We are all on a healing journey. Some of us need healing from the hurts and wounds of our past. Some live with physical limitations and pain that threaten to define our lives. Some struggle with isolation and despair. Whatever our particular needs, our healing journeys are always complicated. There are moments of miraculous breakthroughs, interspersed with times of danger. We are challenged to honor the reality of our anger, to claim it as a source of energy for action and to resist falling into resentment that narrows our lives. We bump up against our fear of change and must confront our instinct to find comfort in familiar, constraining self-definitions.
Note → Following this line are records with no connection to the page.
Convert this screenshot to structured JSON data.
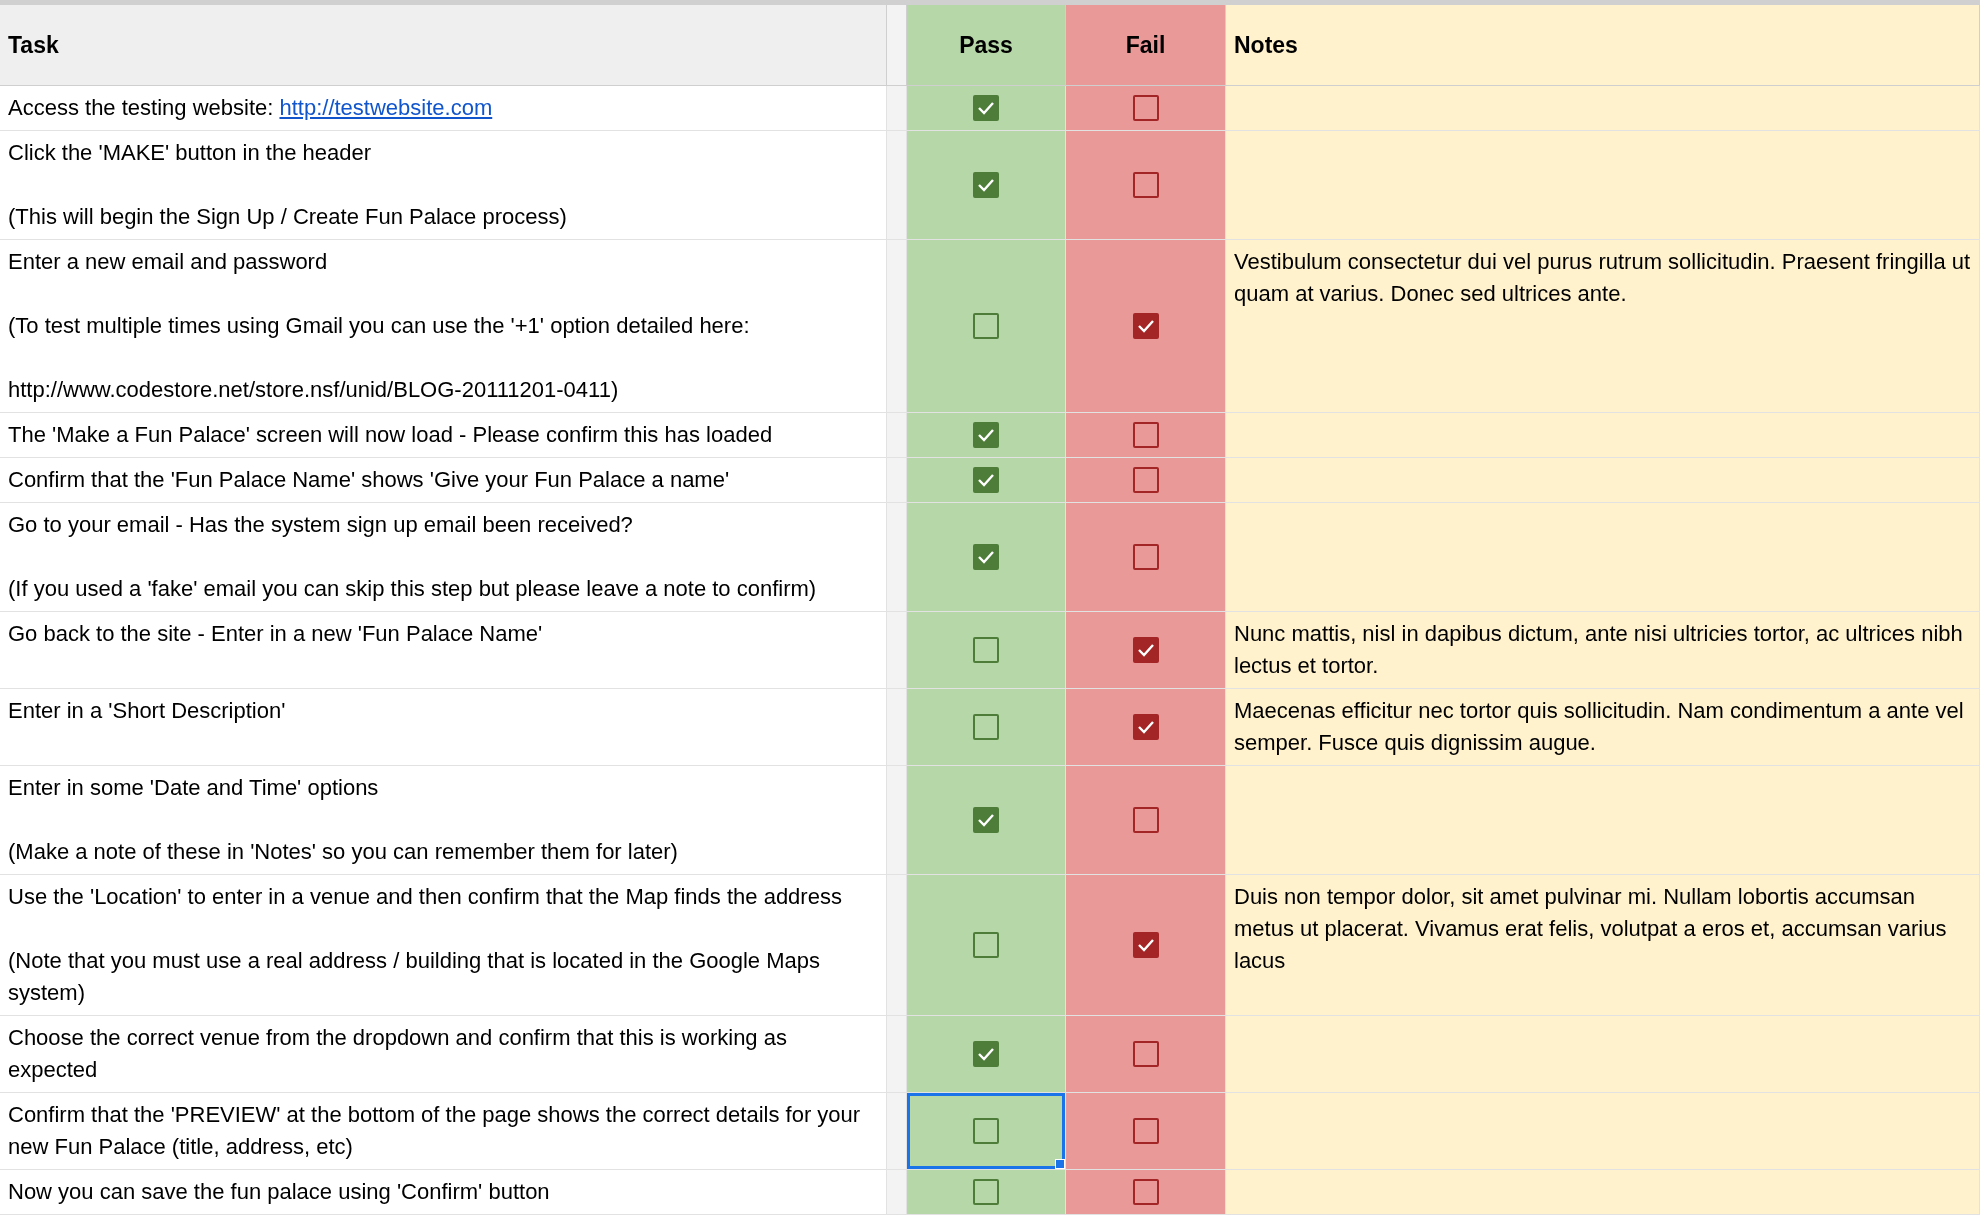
{
  "header": {
    "task": "Task",
    "pass": "Pass",
    "fail": "Fail",
    "notes": "Notes"
  },
  "rows": [
    {
      "task": "Access the testing website: ",
      "link": "http://testwebsite.com",
      "pass_checked": true,
      "fail_checked": false,
      "pass_selected": false
    },
    {
      "task": "Click the 'MAKE' button in the header\n\n(This will begin the Sign Up / Create Fun Palace process)",
      "pass_checked": true,
      "fail_checked": false,
      "pass_selected": false
    },
    {
      "task": "Enter a new email and password\n\n(To test multiple times using Gmail you can use the '+1' option detailed here:\n\nhttp://www.codestore.net/store.nsf/unid/BLOG-20111201-0411)",
      "pass_checked": false,
      "fail_checked": true,
      "pass_selected": false,
      "note": "Vestibulum consectetur dui vel purus rutrum sollicitudin. Praesent fringilla ut quam at varius. Donec sed ultrices ante."
    },
    {
      "task": "The 'Make a Fun Palace' screen will now load - Please confirm this has loaded",
      "pass_checked": true,
      "fail_checked": false,
      "pass_selected": false
    },
    {
      "task": "Confirm that the 'Fun Palace Name' shows 'Give your Fun Palace a name'",
      "pass_checked": true,
      "fail_checked": false,
      "pass_selected": false
    },
    {
      "task": "Go to your email - Has the system sign up email been received?\n\n(If you used a 'fake' email you can skip this step but please leave a note to confirm)",
      "pass_checked": true,
      "fail_checked": false,
      "pass_selected": false
    },
    {
      "task": "Go back to the site - Enter in a new 'Fun Palace Name'",
      "pass_checked": false,
      "fail_checked": true,
      "pass_selected": false,
      "note": "Nunc mattis, nisl in dapibus dictum, ante nisi ultricies tortor, ac ultrices nibh lectus et tortor."
    },
    {
      "task": "Enter in a 'Short Description'",
      "pass_checked": false,
      "fail_checked": true,
      "pass_selected": false,
      "note": "Maecenas efficitur nec tortor quis sollicitudin. Nam condimentum a ante vel semper. Fusce quis dignissim augue."
    },
    {
      "task": "Enter in some 'Date and Time' options\n\n(Make a note of these in 'Notes' so you can remember them for later)",
      "pass_checked": true,
      "fail_checked": false,
      "pass_selected": false
    },
    {
      "task": "Use the 'Location' to enter in a venue and then confirm that the Map finds the address\n\n(Note that you must use a real address / building that is located in the Google Maps system)",
      "pass_checked": false,
      "fail_checked": true,
      "pass_selected": false,
      "note": "Duis non tempor dolor, sit amet pulvinar mi. Nullam lobortis accumsan metus ut placerat. Vivamus erat felis, volutpat a eros et, accumsan varius lacus"
    },
    {
      "task": "Choose the correct venue from the dropdown and confirm that this is working as expected",
      "pass_checked": true,
      "fail_checked": false,
      "pass_selected": false
    },
    {
      "task": "Confirm that the 'PREVIEW' at the bottom of the page shows the correct details for your new Fun Palace (title, address, etc)",
      "pass_checked": false,
      "fail_checked": false,
      "pass_selected": true
    },
    {
      "task": "Now you can save the fun palace using 'Confirm' button",
      "pass_checked": false,
      "fail_checked": false,
      "pass_selected": false
    }
  ]
}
We struggle to resist the temptation to pretend we can do it all on our own. We wrestle with our narrow definitions of healing, called to claim our wholeness even in the face of limitation.
As we walk this life-long healing journey, the Samaritan calls us to walk it with gratitude. Gratitude will shift our perspective and enable us to face the dangers of the journey. Gratitude will connect us with the people around us and with God’s spirit within and beyond us. Gratitude will make us whole.
Let us give thanks for Jesus who calls us to this journey. Let us give thanks for the people who walk beside us. Let us give thanks for God’s healing spirit within and around us on this journey toward wholeness. Amen.